Visto el giro de 180º que supuso “Dirty Projectors” y la expectación creada por la posible nueva etapa del grupo, “Lamp Lit Prose” tal vez se sienta durante las primeras escuchas como una ligera decepción al sonar a algo ya de sobra conocido, pero una vez lo asimilamos del todo podemos afirmar que este nuevo esfuerzo puede (casi) mirar de tú a tú al laureado “Bitte Orca”.

Si por algo se ha caracterizado la discografía de Dirty Projectors hasta la fecha es por la habilidad de Longstreth para sorprenderte con cada publicación.
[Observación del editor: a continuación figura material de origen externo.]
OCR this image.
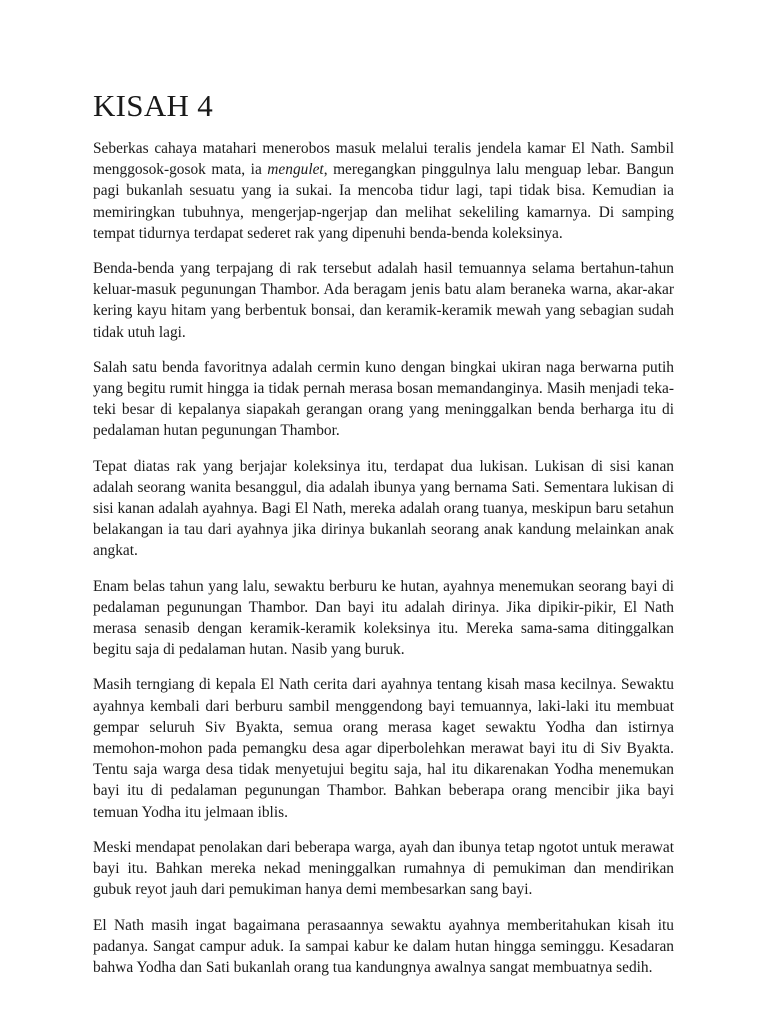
KISAH 4

Seberkas cahaya matahari menerobos masuk melalui teralis jendela kamar El Nath. Sambil menggosok-gosok mata, ia mengulet, meregangkan pinggulnya lalu menguap lebar. Bangun pagi bukanlah sesuatu yang ia sukai. Ia mencoba tidur lagi, tapi tidak bisa. Kemudian ia memiringkan tubuhnya, mengerjap-ngerjap dan melihat sekeliling kamarnya. Di samping tempat tidurnya terdapat sederet rak yang dipenuhi benda-benda koleksinya.

Benda-benda yang terpajang di rak tersebut adalah hasil temuannya selama bertahun-tahun keluar-masuk pegunungan Thambor. Ada beragam jenis batu alam beraneka warna, akar-akar kering kayu hitam yang berbentuk bonsai, dan keramik-keramik mewah yang sebagian sudah tidak utuh lagi.

Salah satu benda favoritnya adalah cermin kuno dengan bingkai ukiran naga berwarna putih yang begitu rumit hingga ia tidak pernah merasa bosan memandanginya. Masih menjadi teka-teki besar di kepalanya siapakah gerangan orang yang meninggalkan benda berharga itu di pedalaman hutan pegunungan Thambor.

Tepat diatas rak yang berjajar koleksinya itu, terdapat dua lukisan. Lukisan di sisi kanan adalah seorang wanita besanggul, dia adalah ibunya yang bernama Sati. Sementara lukisan di sisi kanan adalah ayahnya. Bagi El Nath, mereka adalah orang tuanya, meskipun baru setahun belakangan ia tau dari ayahnya jika dirinya bukanlah seorang anak kandung melainkan anak angkat.

Enam belas tahun yang lalu, sewaktu berburu ke hutan, ayahnya menemukan seorang bayi di pedalaman pegunungan Thambor. Dan bayi itu adalah dirinya. Jika dipikir-pikir, El Nath merasa senasib dengan keramik-keramik koleksinya itu. Mereka sama-sama ditinggalkan begitu saja di pedalaman hutan. Nasib yang buruk.

Masih terngiang di kepala El Nath cerita dari ayahnya tentang kisah masa kecilnya. Sewaktu ayahnya kembali dari berburu sambil menggendong bayi temuannya, laki-laki itu membuat gempar seluruh Siv Byakta, semua orang merasa kaget sewaktu Yodha dan istirnya memohon-mohon pada pemangku desa agar diperbolehkan merawat bayi itu di Siv Byakta. Tentu saja warga desa tidak menyetujui begitu saja, hal itu dikarenakan Yodha menemukan bayi itu di pedalaman pegunungan Thambor. Bahkan beberapa orang mencibir jika bayi temuan Yodha itu jelmaan iblis.

Meski mendapat penolakan dari beberapa warga, ayah dan ibunya tetap ngotot untuk merawat bayi itu. Bahkan mereka nekad meninggalkan rumahnya di pemukiman dan mendirikan gubuk reyot jauh dari pemukiman hanya demi membesarkan sang bayi.

El Nath masih ingat bagaimana perasaannya sewaktu ayahnya memberitahukan kisah itu padanya. Sangat campur aduk. Ia sampai kabur ke dalam hutan hingga seminggu. Kesadaran bahwa Yodha dan Sati bukanlah orang tua kandungnya awalnya sangat membuatnya sedih.
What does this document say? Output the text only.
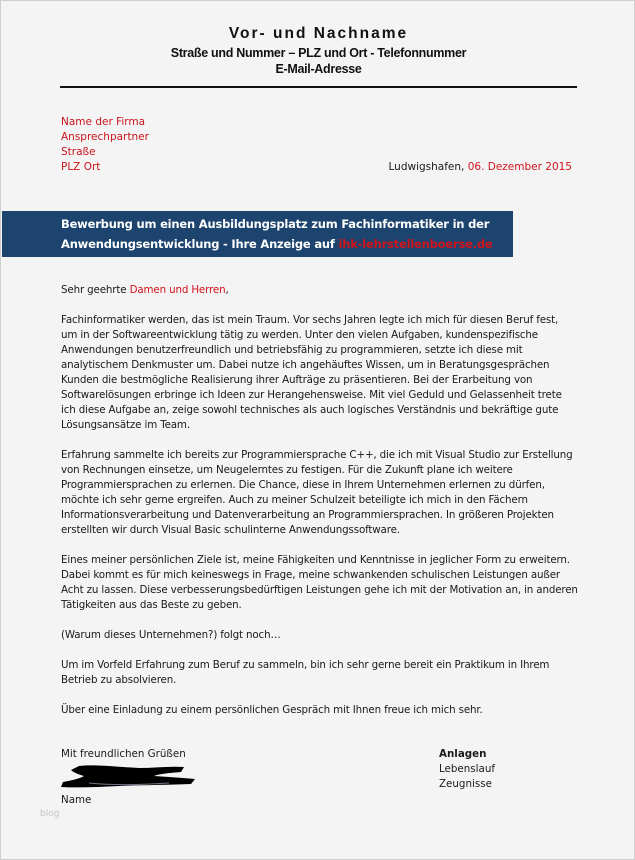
Vor- und Nachname
Straße und Nummer – PLZ und Ort - Telefonnummer
E-Mail-Adresse
Name der Firma
Ansprechpartner
Straße
PLZ Ort	Ludwigshafen, 06. Dezember 2015
Bewerbung um einen Ausbildungsplatz zum Fachinformatiker in der
Anwendungsentwicklung - Ihre Anzeige auf ihk-lehrstellenboerse.de

Sehr geehrte Damen und Herren,

Fachinformatiker werden, das ist mein Traum. Vor sechs Jahren legte ich mich für diesen Beruf fest,
um in der Softwareentwicklung tätig zu werden. Unter den vielen Aufgaben, kundenspezifische
Anwendungen benutzerfreundlich und betriebsfähig zu programmieren, setzte ich diese mit
analytischem Denkmuster um. Dabei nutze ich angehäuftes Wissen, um in Beratungsgesprächen
Kunden die bestmögliche Realisierung ihrer Aufträge zu präsentieren. Bei der Erarbeitung von
Softwarelösungen erbringe ich Ideen zur Herangehensweise. Mit viel Geduld und Gelassenheit trete
ich diese Aufgabe an, zeige sowohl technisches als auch logisches Verständnis und bekräftige gute
Lösungsansätze im Team.

Erfahrung sammelte ich bereits zur Programmiersprache C++, die ich mit Visual Studio zur Erstellung
von Rechnungen einsetze, um Neugelerntes zu festigen. Für die Zukunft plane ich weitere
Programmiersprachen zu erlernen. Die Chance, diese in Ihrem Unternehmen erlernen zu dürfen,
möchte ich sehr gerne ergreifen. Auch zu meiner Schulzeit beteiligte ich mich in den Fächern
Informationsverarbeitung und Datenverarbeitung an Programmiersprachen. In größeren Projekten
erstellten wir durch Visual Basic schulinterne Anwendungssoftware.

Eines meiner persönlichen Ziele ist, meine Fähigkeiten und Kenntnisse in jeglicher Form zu erweitern.
Dabei kommt es für mich keineswegs in Frage, meine schwankenden schulischen Leistungen außer
Acht zu lassen. Diese verbesserungsbedürftigen Leistungen gehe ich mit der Motivation an, in anderen
Tätigkeiten aus das Beste zu geben.

(Warum dieses Unternehmen?) folgt noch…

Um im Vorfeld Erfahrung zum Beruf zu sammeln, bin ich sehr gerne bereit ein Praktikum in Ihrem
Betrieb zu absolvieren.

Über eine Einladung zu einem persönlichen Gespräch mit Ihnen freue ich mich sehr.

Mit freundlichen Grüßen
Name
Anlagen
Lebenslauf
Zeugnisse
blog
Aquello que comenzó como meras composiciones lo-fi de guitarra y voz en una grabadora de cuatro canales fue sofisticándose poco a poco hasta incorporar, por primera vez en “Slaves’ Graves & Ballads” (2004), esas sonoridades orquestales tan características que alcanzarían su punto álgido –algunos años y álbumes después– en “Bitte Orca” (2009), la obra maestra (hasta hoy) de Dirty Projectors. No obstante, su mencionado disco homónimo ha supuesto la última gran innovación dentro de la carrera discográfica de Longstreth al acercarse (motivado por su labor como productor de artistas como Solange o el mismísimo Kanye West) a composiciones de carácter más digital. Visto el giro de 180º que supuso “Dirty Projectors” y la expectación creada por la posible nueva etapa del grupo, “Lamp Lit Prose” tal vez se sienta durante las primeras escuchas como una ligera decepción al sonar a algo ya de sobra conocido, pero una vez lo asimilamos del todo podemos afirmar que este nuevo esfuerzo puede (casi) mirar de tú a tú al laureado “Bitte Orca”.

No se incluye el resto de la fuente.